One wonders how many have not made it, lost to the world and the group, immediately replaced by more and more new members, remembered only through the occasional memorial from one of their loved ones, thanking us for doing all that we could.
I have thought about leaving these groups a few times, wondering whether it was counter productive to my healing to have to constantly bear witness to the disease in this way. There are not the occasional posts from other frustrated members, pleading for the space to be more positive and reassuring; less hopeless.
But these groups, with their same questions repeated over and over yet received with the same forbearance from those wiling to share their experiences again, their same frequent bouts of depression, punctuated by measured inspiration from group Admins, and redeemed by often sublime moments of meme magic from those who have maintained their sense of humour. These groups are a constant reminder of the mercy that Meniere’s has granted me.
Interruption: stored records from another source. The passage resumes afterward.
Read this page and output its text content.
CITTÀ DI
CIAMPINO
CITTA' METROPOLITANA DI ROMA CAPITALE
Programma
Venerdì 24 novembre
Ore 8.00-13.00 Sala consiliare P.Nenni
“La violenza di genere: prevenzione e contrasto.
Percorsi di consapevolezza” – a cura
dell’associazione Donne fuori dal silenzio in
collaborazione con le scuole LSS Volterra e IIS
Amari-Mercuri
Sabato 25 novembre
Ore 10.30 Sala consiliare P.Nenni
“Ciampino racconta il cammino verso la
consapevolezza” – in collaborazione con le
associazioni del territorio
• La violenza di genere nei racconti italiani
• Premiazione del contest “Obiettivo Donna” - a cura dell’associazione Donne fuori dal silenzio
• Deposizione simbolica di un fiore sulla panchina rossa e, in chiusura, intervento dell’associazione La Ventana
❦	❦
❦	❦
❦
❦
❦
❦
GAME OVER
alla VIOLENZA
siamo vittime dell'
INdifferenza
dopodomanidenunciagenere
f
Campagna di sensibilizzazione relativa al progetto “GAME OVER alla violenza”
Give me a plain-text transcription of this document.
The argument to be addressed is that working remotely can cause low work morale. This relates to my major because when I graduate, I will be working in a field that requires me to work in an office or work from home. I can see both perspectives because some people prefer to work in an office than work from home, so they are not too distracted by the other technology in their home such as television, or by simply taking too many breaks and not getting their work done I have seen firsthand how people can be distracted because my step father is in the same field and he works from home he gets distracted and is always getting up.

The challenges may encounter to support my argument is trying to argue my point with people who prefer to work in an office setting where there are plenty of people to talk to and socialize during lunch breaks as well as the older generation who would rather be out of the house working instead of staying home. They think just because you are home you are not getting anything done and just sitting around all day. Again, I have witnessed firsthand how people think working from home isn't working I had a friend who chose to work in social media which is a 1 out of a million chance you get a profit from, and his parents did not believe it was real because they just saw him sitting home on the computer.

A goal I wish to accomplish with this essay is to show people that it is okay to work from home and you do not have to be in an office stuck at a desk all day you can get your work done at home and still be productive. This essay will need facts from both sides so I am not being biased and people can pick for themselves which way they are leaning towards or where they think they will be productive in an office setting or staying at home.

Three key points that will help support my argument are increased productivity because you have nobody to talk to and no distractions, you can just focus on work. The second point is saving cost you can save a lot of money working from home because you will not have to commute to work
While certainly hard earned, the lessons that MD has given me are numerous. Because of it, I am a far healthier person: I have quit not just caffeine but also alcohol because of MD, and am a borderline salt Nazi. Because of it, I am (or trying to be) a writer. Because of it, I am a much more spiritual and virtuous person.
Yet I have only been granted these lessons through a particular exposure to MD: one that was both harsh enough for me to undergo the type of suffering necessary for these transformations, but also merciful enough to never overwhelm me. To never leave me sinking in a haze of interlinked and inseparable nausea and depression — where you realise that physical and mental health are but two sides of the same coin.
But why was I granted this mercy?
What would justice be in this situation? What do I do, through my own free will, that causes me to not undergo the constant and acute suffering from MD that others experience? Can I really believe that everyone single one of those souls stuck in the depths of Meniere’s misery have sunk there from decisions of their own making?
I still have vertigo and nauseas attacks. I occasionally still experience battles with poor mental health. And even if I can’t compare it to the general populace — not that there is anything more futile and misguided than comparing our sufferings — I can always refer back to my fellow MD warriors.
I could suffer MD for the rest of my life, and I can be reminded that it would be just, if nothing else. To suffer less, to have more than that, would be mercy; it would be more than I deserve.
Can we live in a world where the default mindset is to give people more than they deserve? Maybe — although it may still be a little way off. Maybe the mystery of mercy is that to do so is as much for our spiritual benefit as it is for those on the receiving end: that is, we don’t have to justify it at the receiving end. Maybe Shakespeare was right that, as mercy falls down upon us, ‘it blesses him that gives and him that takes’.